I bought today's (last ever broadsheet) Guardian so was able to get my hands on the 4 page preview supplement. First impressions are that the actual paper is very white and feels different (unless this sample is not what will be used on Monday). It feels awfully like a color photocopier print-out from a website. With the 'old' Guardian you could fold it in quarter and tuck it under your arm but the new style will be too thick to do that. Holding the paper feels different too. I can't put my finger on why though.

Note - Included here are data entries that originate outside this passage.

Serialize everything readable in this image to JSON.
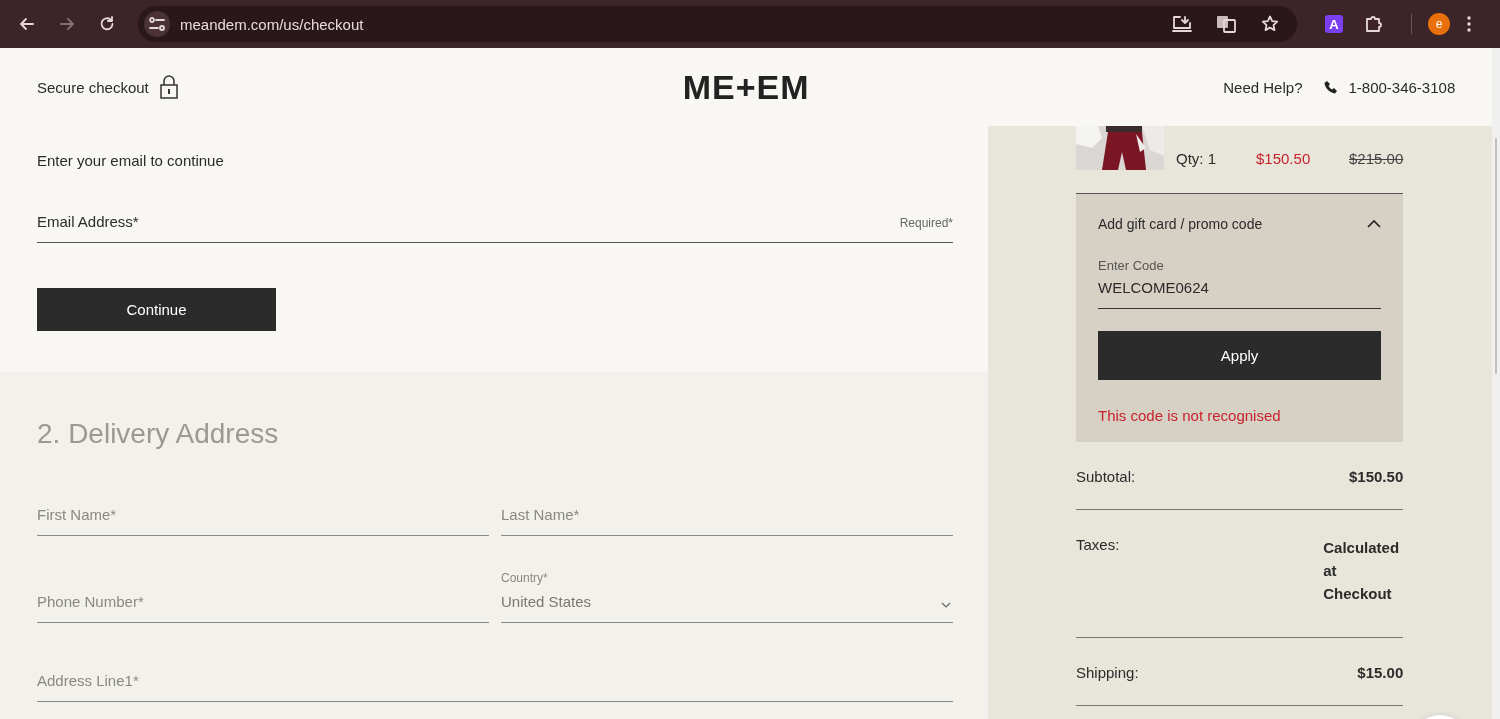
{
  "browser": {
    "url": "meandem.com/us/checkout",
    "extension_letter": "A",
    "profile_initial": "e"
  },
  "header": {
    "secure_label": "Secure checkout",
    "logo": "ME+EM",
    "help": "Need Help?",
    "phone": "1-800-346-3108"
  },
  "email_step": {
    "prompt": "Enter your email to continue",
    "email_label": "Email Address*",
    "email_hint": "Required*",
    "continue_button": "Continue"
  },
  "delivery": {
    "heading": "2. Delivery Address",
    "rows": [
      [
        {
          "kind": "text",
          "placeholder": "First Name*"
        },
        {
          "kind": "text",
          "placeholder": "Last Name*"
        }
      ],
      [
        {
          "kind": "text",
          "placeholder": "Phone Number*"
        },
        {
          "kind": "select",
          "label": "Country*",
          "value": "United States"
        }
      ],
      [
        {
          "kind": "text",
          "placeholder": "Address Line1*"
        }
      ]
    ]
  },
  "summary": {
    "item": {
      "qty": "Qty: 1",
      "price": "$150.50",
      "original_price": "$215.00"
    },
    "promo": {
      "title": "Add gift card / promo code",
      "expanded": true,
      "code_label": "Enter Code",
      "code_value": "WELCOME0624",
      "apply_button": "Apply",
      "error": "This code is not recognised"
    },
    "totals": [
      {
        "label": "Subtotal:",
        "value": "$150.50"
      },
      {
        "label": "Taxes:",
        "value": "Calculated at Checkout"
      },
      {
        "label": "Shipping:",
        "value": "$15.00"
      }
    ]
  }
}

At the back of today's Guardian the full page had only 2 words. The End. I'm going to miss it.
posted by movilla at 11:24 AM on September 10, 2005


First impressions: Not so keen, think I would have preferred it to have gone tabloid, feels fiddly and don't like the font, my eyes weren't being caught by anything other than main headlines.

Where is Doonesbury?

Liked the big picture in the centre pages, would be happy if that stayed a permanent feature.

ClanvidHorse: I too would welcome the return of some of the Editor features, not just the digested read.

movilla: folded in half easily enough this morning, and that's with Sport and Media sections.
posted by biffa at 5:43 AM on September 12, 2005


biffa, just so you know someone read your comment...

I liked it. It's easy to resist change, especially when the old layout was so familiar. The new layout will take some getting used to, but I'm sure that in a matter of months, it will be the old version that seems odd. I too liked the centre photograph, and I hope that's a regular feature.
posted by salmacis at 11:08 AM on September 12, 2005


Lots of comments and (lack of) Doonesbury strip on http://blogs.guardian.co.uk/editors/
posted by movilla at 2:38 PM on September 12, 2005


Cheers, salmacis. But day two and still don't feel like any but biggest headlines stand out enough to be eyecatching, it's like my eyes are slipping over the paper without being caught. Difficult to know how used to it i will get, I suppose with daily use I'll put up with it but then what's the alternative? I suppose I'm not the target market they're aiming to capture/recapture, ie not at the margins between shifting permanently from Guardian to elsewhere, not about to buy Times or Telegraph and think Indy generally dull, what else is there available on a daily basis?

movilla: ta for that, couldn't believe it was considered as dropped, what were they thinking?